- Founded: 1991
- Founder: Sam Weiss; Mike Weiss;
- Genre: House; hip hop;
- Country of origin: U.S.
- Location: New York City
- Official website: Nervous Records

= Nervous Records (US) =

American, New York City based record label

Nervous Records is an American record label specializing in underground house and hip hop, founded in 1991.

Mike Weiss is co-founder, along with his father, Sam Weiss. Sam Weiss was also the founder and president of the Disco Era imprint, Sam Records. Mike Weiss graduated from Stanford University in 1983 with a BA, Syracuse University Law School in 1986 with a JD, and the Newhouse School of Communications in 1986 with an MFA in Film.
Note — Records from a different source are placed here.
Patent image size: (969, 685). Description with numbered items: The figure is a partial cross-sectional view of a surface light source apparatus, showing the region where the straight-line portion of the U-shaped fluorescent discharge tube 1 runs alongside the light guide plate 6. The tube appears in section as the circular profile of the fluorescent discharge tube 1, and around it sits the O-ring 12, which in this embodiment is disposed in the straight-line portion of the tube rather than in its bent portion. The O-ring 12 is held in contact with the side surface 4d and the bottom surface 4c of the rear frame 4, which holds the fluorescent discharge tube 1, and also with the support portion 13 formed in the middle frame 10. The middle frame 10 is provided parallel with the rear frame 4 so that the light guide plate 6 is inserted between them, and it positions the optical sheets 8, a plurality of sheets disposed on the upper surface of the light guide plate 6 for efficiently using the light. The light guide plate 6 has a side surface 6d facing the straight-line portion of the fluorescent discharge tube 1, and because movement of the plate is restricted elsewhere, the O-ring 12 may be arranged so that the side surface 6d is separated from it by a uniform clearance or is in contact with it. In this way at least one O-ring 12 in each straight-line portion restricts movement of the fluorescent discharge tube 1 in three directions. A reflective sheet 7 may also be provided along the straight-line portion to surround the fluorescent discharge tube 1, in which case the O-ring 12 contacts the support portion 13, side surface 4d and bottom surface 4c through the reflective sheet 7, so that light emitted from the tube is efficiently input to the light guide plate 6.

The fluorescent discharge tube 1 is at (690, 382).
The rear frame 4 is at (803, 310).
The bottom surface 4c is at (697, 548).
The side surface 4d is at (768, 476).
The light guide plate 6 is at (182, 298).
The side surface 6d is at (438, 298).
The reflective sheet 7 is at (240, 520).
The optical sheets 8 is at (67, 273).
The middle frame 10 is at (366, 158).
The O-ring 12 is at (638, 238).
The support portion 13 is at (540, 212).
Nervous has released music from many legendary producers in dance music, including Todd Edwards, Masters At Work, Armand Van Helden, Todd Terry, Frankie Knuckles, Kerri Chandler, Louie Vega, youANDme, Harry Romero, and David Morales. Nervous, on its Wreck subsidiary, also released three albums that are considered some of the most essential releases in the hip-hop genre, including "Enta Da Stage" by Black Moon, "Dah Shinin' by Smif-N-Wessun, and "Real Ting" by Mad Lion.

Nervous Records is currently America's longest-standing independent dance music record label, and since 2024 has been releasing between 3 and 5 titles on a weekly basis. The label has enjoyed several Number 1 charting titles on Beatport, the leading digital DJ platform, including Loofy's "Last Night," Mau P's "The Less I Know The Better" and Vinter's "Space Pump (Space Jam)."

The label also is involved in producing nightclub events at many prominent venues around New York, including The Brooklyn Mirage, Superior Ingredients, and Silo. DJ Mag states that the label's cartoon character logo is an iconic record label logo in the music industry.

In 2024, long-standing Nervous Records employee Andrew Salsano was named Vice President of the Label.

Nervous Records President Mike Weiss also currently DJs at many prominent venues under his DJ name Mike Nervous.